When you use Nuxt with both @vitehub/email/nuxt and @nuxtjs/i18n, the email module installs a request-scoped locale bridge automatically when email.i18n is enabled and you did not provide email.i18n.detectLocale yourself.

That bridge does one job only: it picks the localized email variant. It does not call t(), read message catalogs, or share translations with the email templates.

nuxt.config.ts
export default defineNuxtConfig({
  modules: ['@nuxtjs/i18n', '@vitehub/email/nuxt'],
  i18n: {
    experimental: {
      localeDetector: 'server/utils/locale-detector.ts',
    },
  },
  email: {
    provider: 'resend',
    apiKey: process.env.RESEND_API_KEY,
    i18n: {
      enabled: true,
      locales: ['en', 'fr'],
      defaultLocale: 'en',
    },
  },
})

Use defineI18nLocaleDetector(...) for the Nuxt detector so @nuxtjs/i18n can resolve the request locale and the email bridge can reuse it.

server/utils/locale-detector.ts
export default defineI18nLocaleDetector((event) => {
  return event.path.startsWith('/fr') ? 'fr' : 'en'
})

Automatic Nuxt detection applies only when a request event exists, such as API routes, server handlers, and SSR work. Background jobs, queues, cron handlers, and other non-request execution still need an explicit locale or a configured defaultLocale.

ICU message syntax

ViteHub supports ICU formatting in frontmatter string values, Markdown text nodes, and string attributes that already accept interpolation such as href and alt.

server/emails/en/welcome.md
---
subject: "{count, plural, one {# invitation} other {# invitations}}"
---

::button{href="https://example.com/invite/{userId}"}
Open invite
::

Balance: {balance, number, ::currency/USD}

Use ICU syntax for:

  • Variable interpolation such as {name}
  • Plural and select rules
  • Locale-aware date and number formatting

ViteHub still supports the existing {{ name }} interpolation syntax. Use it when you only need simple value insertion. Use ICU syntax when you need translation-aware formatting.
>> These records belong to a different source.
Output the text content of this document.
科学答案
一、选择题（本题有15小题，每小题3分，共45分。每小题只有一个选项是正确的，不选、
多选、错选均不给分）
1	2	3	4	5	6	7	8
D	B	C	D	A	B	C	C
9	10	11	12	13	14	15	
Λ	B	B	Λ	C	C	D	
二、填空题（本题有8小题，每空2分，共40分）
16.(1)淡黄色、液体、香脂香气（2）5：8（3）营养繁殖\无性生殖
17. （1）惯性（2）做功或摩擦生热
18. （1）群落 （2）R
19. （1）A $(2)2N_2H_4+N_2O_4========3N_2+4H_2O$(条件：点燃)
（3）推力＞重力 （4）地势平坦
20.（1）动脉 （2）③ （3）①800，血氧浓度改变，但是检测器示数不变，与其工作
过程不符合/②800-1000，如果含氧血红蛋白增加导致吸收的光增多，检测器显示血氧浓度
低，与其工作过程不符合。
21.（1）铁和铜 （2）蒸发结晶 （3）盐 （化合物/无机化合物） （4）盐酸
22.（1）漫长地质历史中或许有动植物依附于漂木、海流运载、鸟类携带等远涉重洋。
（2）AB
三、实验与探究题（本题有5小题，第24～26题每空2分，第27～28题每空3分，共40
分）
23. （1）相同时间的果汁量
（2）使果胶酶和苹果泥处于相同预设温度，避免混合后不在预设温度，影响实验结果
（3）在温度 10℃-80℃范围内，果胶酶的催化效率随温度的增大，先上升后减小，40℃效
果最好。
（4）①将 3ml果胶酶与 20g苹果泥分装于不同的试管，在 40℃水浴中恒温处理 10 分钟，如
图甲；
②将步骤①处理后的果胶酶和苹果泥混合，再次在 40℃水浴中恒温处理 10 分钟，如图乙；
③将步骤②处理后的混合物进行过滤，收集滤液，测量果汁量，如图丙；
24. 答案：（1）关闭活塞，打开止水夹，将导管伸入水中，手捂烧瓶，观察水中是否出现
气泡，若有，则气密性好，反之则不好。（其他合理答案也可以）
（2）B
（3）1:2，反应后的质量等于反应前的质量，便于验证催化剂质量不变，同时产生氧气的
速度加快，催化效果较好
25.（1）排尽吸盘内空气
Input schemas across locale variants

All localized variants of the same logical email must use the same embedded input schema. Keep the schema blocks identical across variants, or reuse a shared type and schema implementation.

If localized variants declare conflicting embedded schemas, ViteHub fails the build instead of generating ambiguous types for the canonical email name.